XML PDF

Karl Hegel an Ferdinand Frensdorff, Erlangen, 25. Juni 1863

Geehrter Herr Doctor!1

Sehr gern habe ich Ihre ferneren Nachrichten2 über den Fortgang Ihrer Arbeiten erhalten. Mit den Rechnungsbüchern, scheint es freilich, geht es viel langsamer vorwärts als Sie sich dachten, und nun kommen erst vermutlich die ergiebigsten Jahre 88 u[nd] 89! Auch Herberger beweist sich sehr zäh und Sie kommen wohl außerhalb des Archivs gar nicht mit ihm zusammen? Haben Sie denn jetzt einen einigermaßen ansprechend[en] Umgang gefunden? Sie schreiben mir ja gar nichts davon wie Sie leben, und es interessirt mich doch davon zu hören, um die Beruhigung zu gewinnen, daß Ihre Existenz in Augsburg, wenn auch nicht eine sehr behagliche, doch wenigstens eine erträgliche sei. -

Sie werden doch gut thun Herbergern etwas mehr zu Leibe zu gehen. Wenn es keine Correspondenzen giebt so giebt es doch ohne Zweifel Urkunden. Sie haben ein reichhaltiges Verzeichniß derselben vor sich, wissen aber nicht wo sich die Originale befinden. Nun da bedarf es ja, so scheint mir, nur der bestimmt gestellten Frage nach dieser u[nd] jener Urkunde die Sie brauchen z. B. Bestände über den Beitritt Augsburgs zum Städtebund (die Sie auch in den Abschriften nicht zu haben scheinen).
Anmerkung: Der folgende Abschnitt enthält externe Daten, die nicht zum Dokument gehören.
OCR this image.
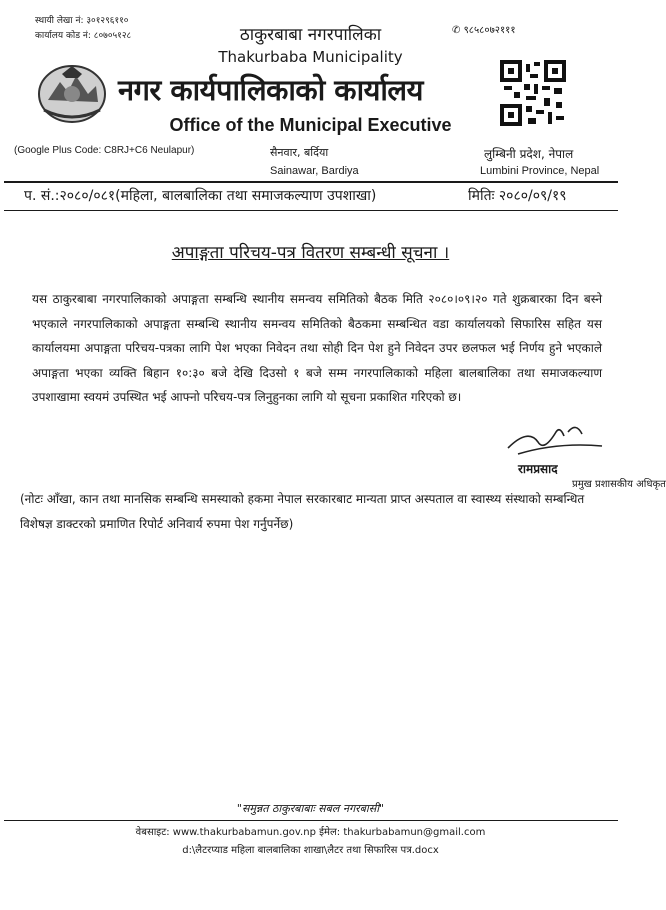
स्थायी लेखा नं: ३०१२९६११०
कार्यालय कोड नं: ८०७०५१२८	✆ ९८५८०७२१११
ठाकुरबाबा नगरपालिका
Thakurbaba Municipality
नगर कार्यपालिकाको कार्यालय
Office of the Municipal Executive
(Google Plus Code: C8RJ+C6 Neulapur)	सैनवार, बर्दिया
Sainawar, Bardiya
लुम्बिनी प्रदेश, नेपाल
Lumbini Province, Nepal
प. सं.:२०८०/०८१(महिला, बालबालिका तथा समाजकल्याण उपशाखा)	मितिः २०८०/०९/१९
अपाङ्गता परिचय-पत्र वितरण सम्बन्धी सूचना ।
यस ठाकुरबाबा नगरपालिकाको अपाङ्गता सम्बन्धि स्थानीय समन्वय समितिको बैठक मिति २०८०।०९।२० गते शुक्रबारका दिन बस्ने भएकाले नगरपालिकाको अपाङ्गता सम्बन्धि स्थानीय समन्वय समितिको बैठकमा सम्बन्धित वडा कार्यालयको सिफारिस सहित यस कार्यालयमा अपाङ्गता परिचय-पत्रका लागि पेश भएका निवेदन तथा सोही दिन पेश हुने निवेदन उपर छलफल भई निर्णय हुने भएकाले अपाङ्गता भएका व्यक्ति बिहान १०:३० बजे देखि दिउसो १ बजे सम्म नगरपालिकाको महिला बालबालिका तथा समाजकल्याण उपशाखामा स्वयमं उपस्थित भई आफ्नो परिचय-पत्र लिनुहुनका लागि यो सूचना प्रकाशित गरिएको छ।
रामप्रसाद
प्रमुख प्रशासकीय अधिकृत
(नोटः आँखा, कान तथा मानसिक सम्बन्धि समस्याको हकमा नेपाल सरकारबाट मान्यता प्राप्त अस्पताल वा स्वास्थ्य संस्थाको सम्बन्धित विशेषज्ञ डाक्टरको प्रमाणित रिपोर्ट अनिवार्य रुपमा पेश गर्नुपर्नेछ)
"समुन्नत ठाकुरबाबाः सबल नगरबासी"
वेबसाइट: www.thakurbabamun.gov.np ईमेल: thakurbabamun@gmail.com
d:\लैटरप्याड महिला बालबालिका शाखा\लैटर तथा सिफारिस पत्र.docx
Sollte dann Herberger das Vorhandensein desselben verneinen, so würden Sie ihm bemerken, daß er sicher nichts darüber haben werde, daß Sie von seiner Aussage in unserer Publication Gebrauch machen oder besser geradewegs, daß Sie dies thun würden; sollte er jedoch die Herausgabe der Urkunde verweigern, so würden Sie sich auf die mir zugestandene Benutzung des Archivs, durch den Stadtmagistrat, beziehen - und gewiß würde ich dann weitere Schritte bei dann dem letzeren thun.3

Die Mülich’sche Chronik wird demnächst Dr. Lexer, sobald er mit den Dingen, die er gegenwärtig unter Händen hat, fertig geworden, zur Textesbearbeitung vornehmen (wie ich ihm schon früher angekündigt habe). Bei der Bearbeitung des Anonymus kann sie jedoch kaum, wie mir scheint, in betracht kommen, da sie nicht, wie Lexer weiß, den Anonymus in sich aufgenommen hat, sondern auch schon für die ältere Zeit eine selbständige Verarbeitung giebt. Daß sie vielleicht Richtigere hat, mag sein, aber zur Berichtigung des Anonymus können wir das doch nicht brauchen, da wir eben nur aus den ersten Quellen wissen können, was das Richtige ist, und davon die Berichtigung auch nur aus diesen schöpfen u[nd] geben dürfen. Nur gelegentlich mögen Sie die spätere Chronik, z. B. zum Zweck der Bestätigung u[nd] einer außerdem nicht zu entscheidenden zweifelhaften Sache, heranziehen. –

Ihre beiden Quittungen werde ich nach München einsenden u[nd] werden Sie das Geld von dorther gegen den 1. des nächsten Monats erhalten.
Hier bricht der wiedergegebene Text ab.